Liz Shigetoshi is a data engineer with a decade of experience building and refining web-forward data solutions and documentation-driven front ends. After three years as a software engineer at Mapbox, where she contributed visible UI and documentation improvements to widely used mapping libraries, she now applies that product-focused mindset to data engineering at UC Davis. Her background spans full-stack development and computational biology-flavored computer science, enabling her to bridge data pipelines, user-facing interfaces, and scientific use cases. Liz is particularly skilled at polishing documentation and site shells—work that improves developer experience and adoption of complex tooling. Colleagues rely on her practical blend of front-end polish and backend data fluency to turn messy requirements into maintainable systems. She pairs academic roots with hands-on open-source contributions to deliver clear, usable technical outcomes.
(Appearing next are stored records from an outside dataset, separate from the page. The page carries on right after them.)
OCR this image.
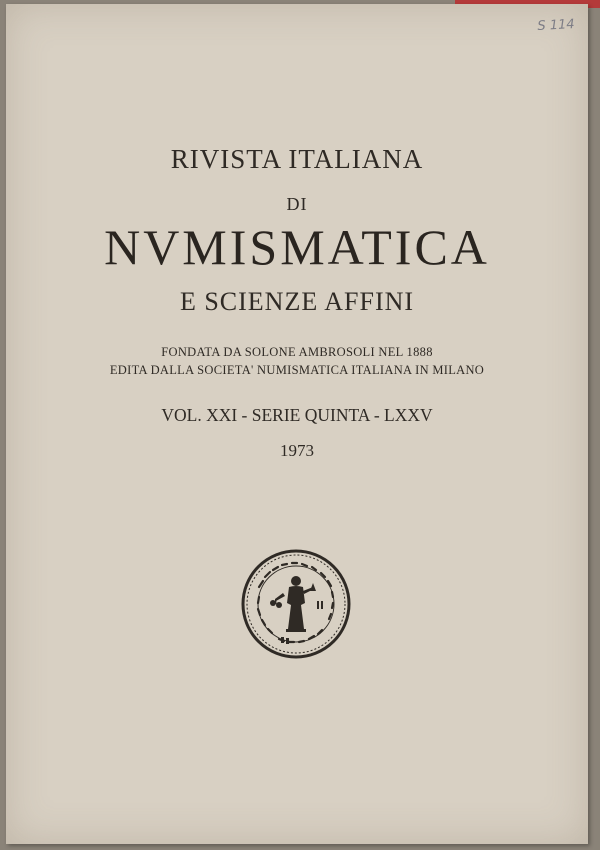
S 114
RIVISTA ITALIANA
DI
NVMISMATICA
E SCIENZE AFFINI
FONDATA DA SOLONE AMBROSOLI NEL 1888
EDITA DALLA SOCIETA' NUMISMATICA ITALIANA IN MILANO
VOL. XXI - SERIE QUINTA - LXXV
1973
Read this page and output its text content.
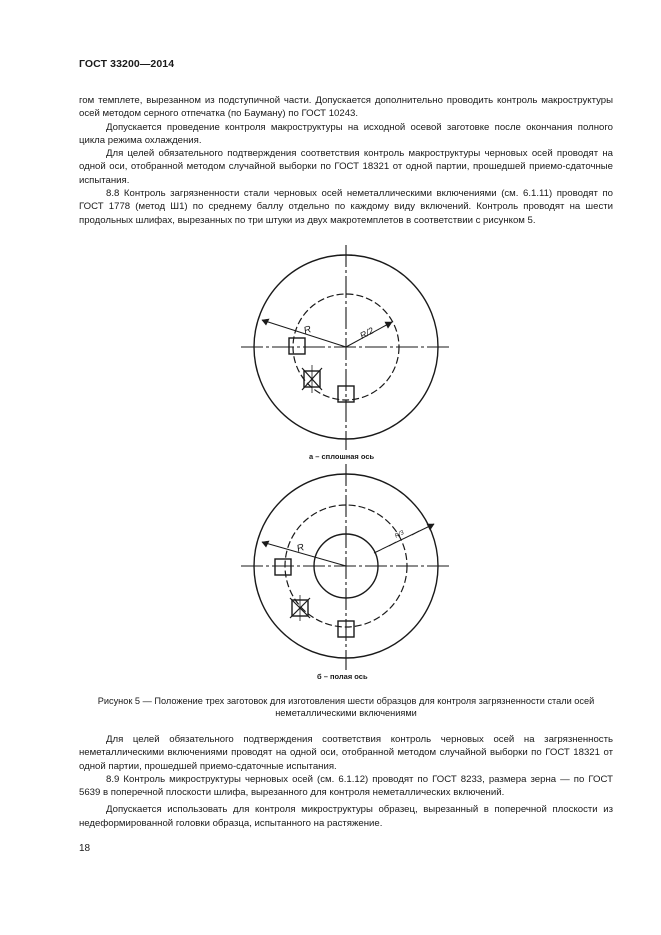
ГОСТ 33200—2014

гом темплете, вырезанном из подступичной части. Допускается дополнительно проводить контроль макроструктуры осей методом серного отпечатка (по Бауману) по ГОСТ 10243.

Допускается проведение контроля макроструктуры на исходной осевой заготовке после окончания полного цикла режима охлаждения.

Для целей обязательного подтверждения соответствия контроль макроструктуры черновых осей проводят на одной оси, отобранной методом случайной выборки по ГОСТ 18321 от одной партии, прошедшей приемо-сдаточные испытания.

8.8 Контроль загрязненности стали черновых осей неметаллическими включениями (см. 6.1.11) проводят по ГОСТ 1778 (метод Ш1) по среднему баллу отдельно по каждому виду включений. Контроль проводят на шести продольных шлифах, вырезанных по три штуки из двух макротемплетов в соответствии с рисунком 5.

R	R/2
R
R/3
а – сплошная ось
б – полая ось
Рисунок 5 — Положение трех заготовок для изготовления шести образцов для контроля загрязненности стали осей неметаллическими включениями

Для целей обязательного подтверждения соответствия контроль черновых осей на загрязненность неметаллическими включениями проводят на одной оси, отобранной методом случайной выборки по ГОСТ 18321 от одной партии, прошедшей приемо-сдаточные испытания.

8.9 Контроль микроструктуры черновых осей (см. 6.1.12) проводят по ГОСТ 8233, размера зерна — по ГОСТ 5639 в поперечной плоскости шлифа, вырезанного для контроля неметаллических включений.

Допускается использовать для контроля микроструктуры образец, вырезанный в поперечной плоскости из недеформированной головки образца, испытанного на растяжение.

18
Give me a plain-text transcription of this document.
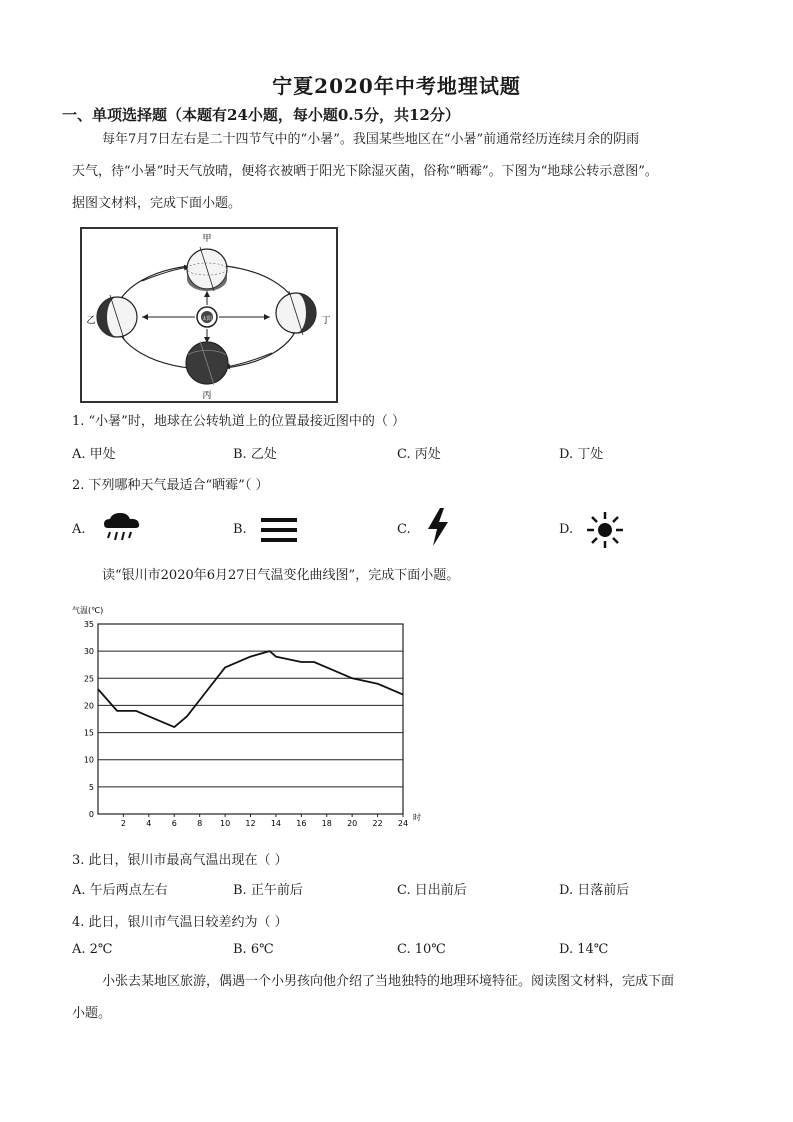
宁夏2020年中考地理试题
一、单项选择题（本题有24小题，每小题0.5分，共12分）
每年7月7日左右是二十四节气中的“小暑”。我国某些地区在“小暑”前通常经历连续月余的阴雨
天气，待“小暑”时天气放晴，便将衣被晒于阳光下除湿灭菌，俗称“晒霉”。下图为“地球公转示意图”。
据图文材料，完成下面小题。
甲
乙
丙
丁
太阳
1. “小暑”时，地球在公转轨道上的位置最接近图中的（ ）
A. 甲处	B. 乙处	C. 丙处	D. 丁处
2. 下列哪种天气最适合“晒霉”（ ）
A.	B.	C.	D.
读“银川市2020年6月27日气温变化曲线图”，完成下面小题。
0
5
10
15
20
25
30
35
2	4	6	8 10 12 14 16 18 20 22 24
气温(℃)
时
3. 此日，银川市最高气温出现在（ ）
A. 午后两点左右	B. 正午前后	C. 日出前后	D. 日落前后
4. 此日，银川市气温日较差约为（ ）
A. 2℃	B. 6℃	C. 10℃	D. 14℃
小张去某地区旅游，偶遇一个小男孩向他介绍了当地独特的地理环境特征。阅读图文材料，完成下面
小题。
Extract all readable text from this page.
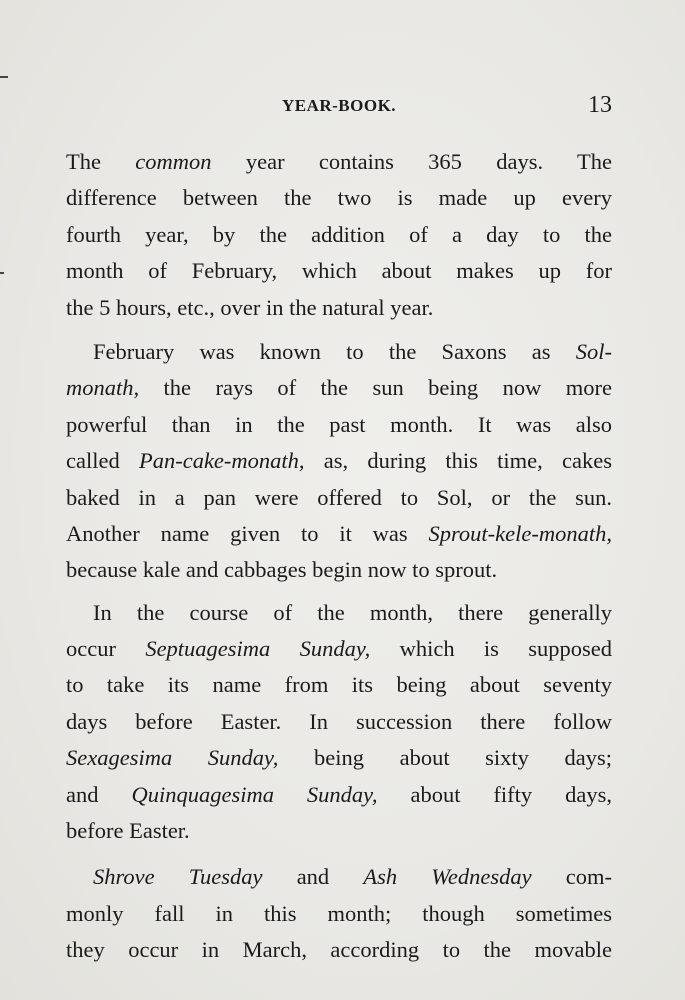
YEAR-BOOK.	13
The common year contains 365 days. The
difference between the two is made up every
fourth year, by the addition of a day to the
month of February, which about makes up for
the 5 hours, etc., over in the natural year.
February was known to the Saxons as Sol-
monath, the rays of the sun being now more
powerful than in the past month. It was also
called Pan-cake-monath, as, during this time, cakes
baked in a pan were offered to Sol, or the sun.
Another name given to it was Sprout-kele-monath,
because kale and cabbages begin now to sprout.
In the course of the month, there generally
occur Septuagesima Sunday, which is supposed
to take its name from its being about seventy
days before Easter. In succession there follow
Sexagesima Sunday, being about sixty days;
and Quinquagesima Sunday, about fifty days,
before Easter.
Shrove Tuesday and Ash Wednesday com-
monly fall in this month; though sometimes
they occur in March, according to the movable
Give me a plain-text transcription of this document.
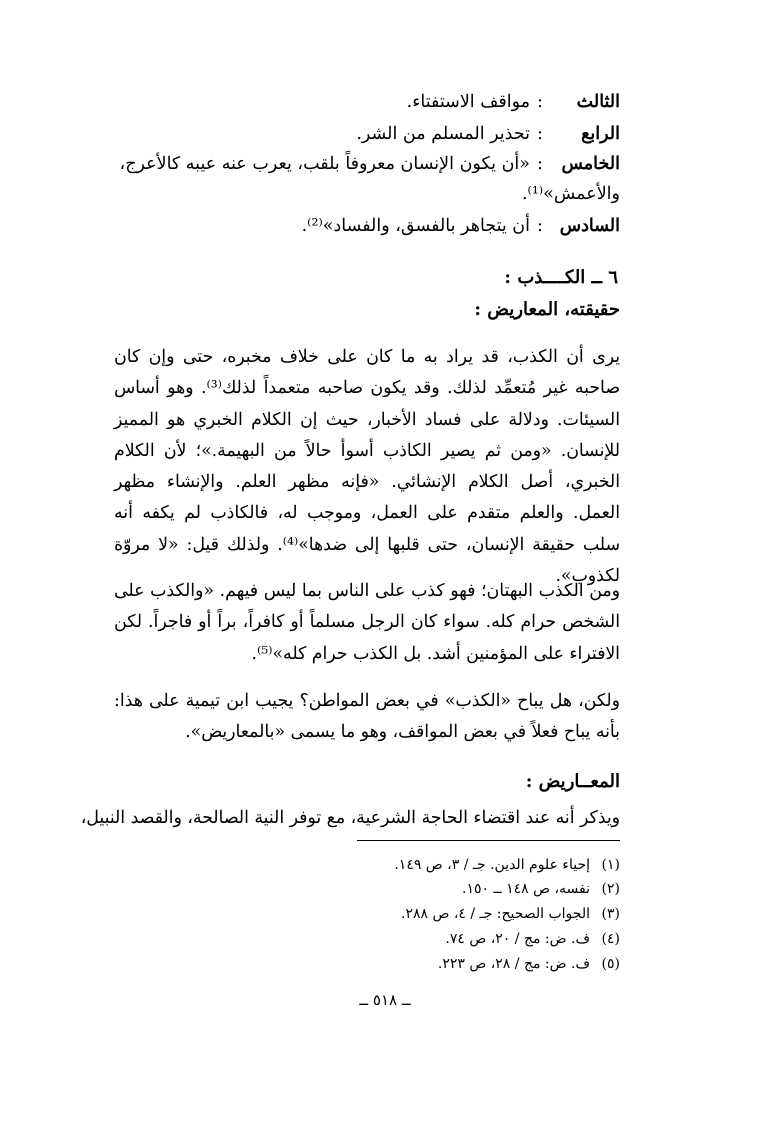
الثالث:مواقف الاستفتاء.

الرابع:تحذير المسلم من الشر.

الخامس:«أن يكون الإنسان معروفاً بلقب، يعرب عنه عيبه كالأعرج،

والأعمش»⁽¹⁾.

السادس:أن يتجاهر بالفسق، والفساد»⁽²⁾.

٦ ــ الكــــذب :

حقيقته، المعاريض :

يرى أن الكذب، قد يراد به ما كان على خلاف مخبره، حتى وإن كان صاحبه غير مُتعمِّد لذلك. وقد يكون صاحبه متعمداً لذلك⁽³⁾. وهو أساس السيئات. ودلالة على فساد الأخبار، حيث إن الكلام الخبري هو المميز للإنسان. «ومن ثم يصير الكاذب أسوأ حالاً من البهيمة.»؛ لأن الكلام الخبري، أصل الكلام الإنشائي. «فإنه مظهر العلم. والإنشاء مظهر العمل. والعلم متقدم على العمل، وموجب له، فالكاذب لم يكفه أنه سلب حقيقة الإنسان، حتى قلبها إلى ضدها»⁽⁴⁾. ولذلك قيل: «لا مروّة لكذوب».

ومن الكذب البهتان؛ فهو كذب على الناس بما ليس فيهم. «والكذب على الشخص حرام كله. سواء كان الرجل مسلماً أو كافراً، براً أو فاجراً. لكن الافتراء على المؤمنين أشد. بل الكذب حرام كله»⁽⁵⁾.

ولكن، هل يباح «الكذب» في بعض المواطن؟ يجيب ابن تيمية على هذا: بأنه يباح فعلاً في بعض المواقف، وهو ما يسمى «بالمعاريض».

المعــاريض :

ويذكر أنه عند اقتضاء الحاجة الشرعية، مع توفر النية الصالحة، والقصد النبيل،

(١)إحياء علوم الدين. جـ / ٣، ص ١٤٩.

(٢)نفسه، ص ١٤٨ ــ ١٥٠.

(٣)الجواب الصحيح: جـ / ٤، ص ٢٨٨.

(٤)ف. ض: مج / ٢٠، ص ٧٤.

(٥)ف. ض: مج / ٢٨، ص ٢٢٣.

ــ ٥١٨ ــ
10 years of coding experience
6 years of employment as a software developer
Bachelor of Science (B.S.), Computer Science major, Computational Biology minor., Bachelor of Science (B.S.), Computer Science major, Computational Biology minor. at University of California, Davis
Contributions summary:Liz's contributions center around updating the page shell, specifically focusing on modifications to the `default.html` layout file. These updates include additions and modifications to CSS styling elements and the integration of external JavaScript scripts. The changes suggest a focus on maintaining and updating the visual presentation of the documentation site. The user's commits primarily affect the appearance and structure of the documentation pages.
Interactive, thoroughly customizable maps in the browser, powered by vector tiles and WebGL
Role in this project:
Front-end Developer
Contributions:16 commits, 2 PRs, 24 pushes in 10 months
Contributions summary:Liz's contributions primarily involve updating the page shell within the documentation. This included modifying the layout and styling of the default HTML template, likely to integrate new design elements, improve responsiveness, or enhance the overall user interface of the documentation pages. These changes reflect a focus on maintaining and refining the visual presentation and user experience within the documentation. The edits demonstrate a working knowledge of HTML, CSS, and potentially JavaScript, based on the context of the changed code.